Consideration of public interest under s 40(2)(b)

  1. To adopt the language of Croucher J in GH at [82], it would need to be a ‘rare or extreme case’ where an application passes the risk test in s 40(2)(a) but not the public interest test in s 40(2)(b).

  1. On balance, I am satisfied the applicant meets the public interest test for the following reasons:

(a)        as above, the first and second instances of offending fall towards the lower end of the range of seriousness for these kinds of offending;

(b)       the victim of the first offending supports this application;

(c)        the applicant has demonstrated that he has established himself successfully in the community since the second offending; and

(d)       the applicant poses only a low risk to the community as discussed above and, as such, the reporting obligations are no longer necessary to achieve the purposes of the Act, especially considering the persisting obligations referred to above.

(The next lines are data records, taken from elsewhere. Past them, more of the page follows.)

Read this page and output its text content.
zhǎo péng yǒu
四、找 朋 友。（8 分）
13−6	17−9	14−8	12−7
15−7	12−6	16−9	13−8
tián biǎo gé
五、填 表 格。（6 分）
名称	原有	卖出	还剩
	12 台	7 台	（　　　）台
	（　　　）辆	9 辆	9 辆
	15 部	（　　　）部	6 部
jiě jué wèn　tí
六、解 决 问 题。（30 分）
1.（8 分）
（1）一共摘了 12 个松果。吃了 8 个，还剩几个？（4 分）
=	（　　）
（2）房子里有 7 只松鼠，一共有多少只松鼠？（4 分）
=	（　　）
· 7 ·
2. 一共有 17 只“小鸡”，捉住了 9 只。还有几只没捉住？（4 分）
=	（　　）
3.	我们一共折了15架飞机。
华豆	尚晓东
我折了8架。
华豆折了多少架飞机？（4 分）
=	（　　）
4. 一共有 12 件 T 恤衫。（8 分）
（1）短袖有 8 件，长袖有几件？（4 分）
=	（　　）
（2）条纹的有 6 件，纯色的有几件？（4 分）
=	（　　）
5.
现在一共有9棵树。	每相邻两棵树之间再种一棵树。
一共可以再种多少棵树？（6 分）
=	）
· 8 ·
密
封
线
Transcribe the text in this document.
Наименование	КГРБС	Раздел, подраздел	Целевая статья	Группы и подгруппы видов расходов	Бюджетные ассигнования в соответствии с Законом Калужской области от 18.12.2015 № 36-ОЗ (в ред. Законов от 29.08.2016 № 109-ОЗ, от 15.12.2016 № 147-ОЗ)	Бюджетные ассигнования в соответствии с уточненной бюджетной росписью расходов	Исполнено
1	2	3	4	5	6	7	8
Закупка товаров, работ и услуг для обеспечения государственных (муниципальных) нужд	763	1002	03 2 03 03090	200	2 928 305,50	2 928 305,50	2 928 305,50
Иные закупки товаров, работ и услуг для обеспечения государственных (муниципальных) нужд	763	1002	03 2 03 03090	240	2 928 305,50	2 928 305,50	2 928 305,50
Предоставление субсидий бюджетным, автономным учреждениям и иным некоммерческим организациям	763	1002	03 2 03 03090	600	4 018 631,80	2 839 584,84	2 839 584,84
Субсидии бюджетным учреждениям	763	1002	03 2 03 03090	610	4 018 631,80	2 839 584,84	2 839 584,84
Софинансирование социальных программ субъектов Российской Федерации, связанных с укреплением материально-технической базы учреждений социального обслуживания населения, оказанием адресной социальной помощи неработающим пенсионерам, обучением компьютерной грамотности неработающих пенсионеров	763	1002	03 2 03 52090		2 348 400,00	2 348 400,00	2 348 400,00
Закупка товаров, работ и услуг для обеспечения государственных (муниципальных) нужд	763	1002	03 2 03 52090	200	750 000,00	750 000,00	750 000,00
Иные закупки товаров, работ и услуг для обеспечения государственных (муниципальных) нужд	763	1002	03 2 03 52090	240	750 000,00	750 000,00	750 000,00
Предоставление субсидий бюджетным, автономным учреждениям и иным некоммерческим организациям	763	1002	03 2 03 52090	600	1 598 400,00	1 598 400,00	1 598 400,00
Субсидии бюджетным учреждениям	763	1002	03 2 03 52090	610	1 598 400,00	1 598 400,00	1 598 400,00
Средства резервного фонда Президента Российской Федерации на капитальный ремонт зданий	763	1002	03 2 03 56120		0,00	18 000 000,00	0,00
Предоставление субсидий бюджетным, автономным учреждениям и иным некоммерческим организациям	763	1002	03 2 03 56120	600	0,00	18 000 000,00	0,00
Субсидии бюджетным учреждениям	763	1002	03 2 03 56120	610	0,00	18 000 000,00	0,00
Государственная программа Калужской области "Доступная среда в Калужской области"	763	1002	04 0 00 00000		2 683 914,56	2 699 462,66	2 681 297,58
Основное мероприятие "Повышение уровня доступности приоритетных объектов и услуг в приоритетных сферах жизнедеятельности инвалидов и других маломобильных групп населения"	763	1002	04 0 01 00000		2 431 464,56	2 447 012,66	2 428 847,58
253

  1. I note, and accept, the respondent’s submission that the regrettable mistake by the Magistrates’ Court that led the applicant to believe he would be subject to the reporting obligations for a period of eight years, rather than for life, does not weigh in the balance of this public interest test.  I am unable to accept the submission made on behalf of the applicant that the circumstances concerning the change of the reporting period were unlawful, and made in the absence of power to do so.

  1. I have carefully considered all the detailed submissions placed before the Court in this matter, and considered the purposes of the Act. Noting that the respondent has helpfully indicated that it is accepted that it is open to the Court to make an order under s 40(1) of the Act, the Court has come to its own conclusion after reviewing all of the matters put before it. Accordingly, I am satisfied of the matters required in s 40(2) of the Act, and that the discretion should be exercised to make the order sought.

Order for suspension of reporting obligations

  1. For the reasons stated above, I am satisfied that I should exercise this Court’s discretion to suspend the applicant’s reporting obligations under the Act, for the period of his life.  An order to that effect will follow.

Orders suppressing the applicant’s name, address and identifying details

  1. An interim suppression order dated 1 July 2024 has been in place for the duration of this application pursuant to s 20 of the Open Courts Act 2013.

  1. At the oral hearing, the Court agreed to make a final suppression order ‘in the same terms and for the same considerations’ as expressed by Croucher J in GH at [143]–‍[146].  An order to that effect will also be made.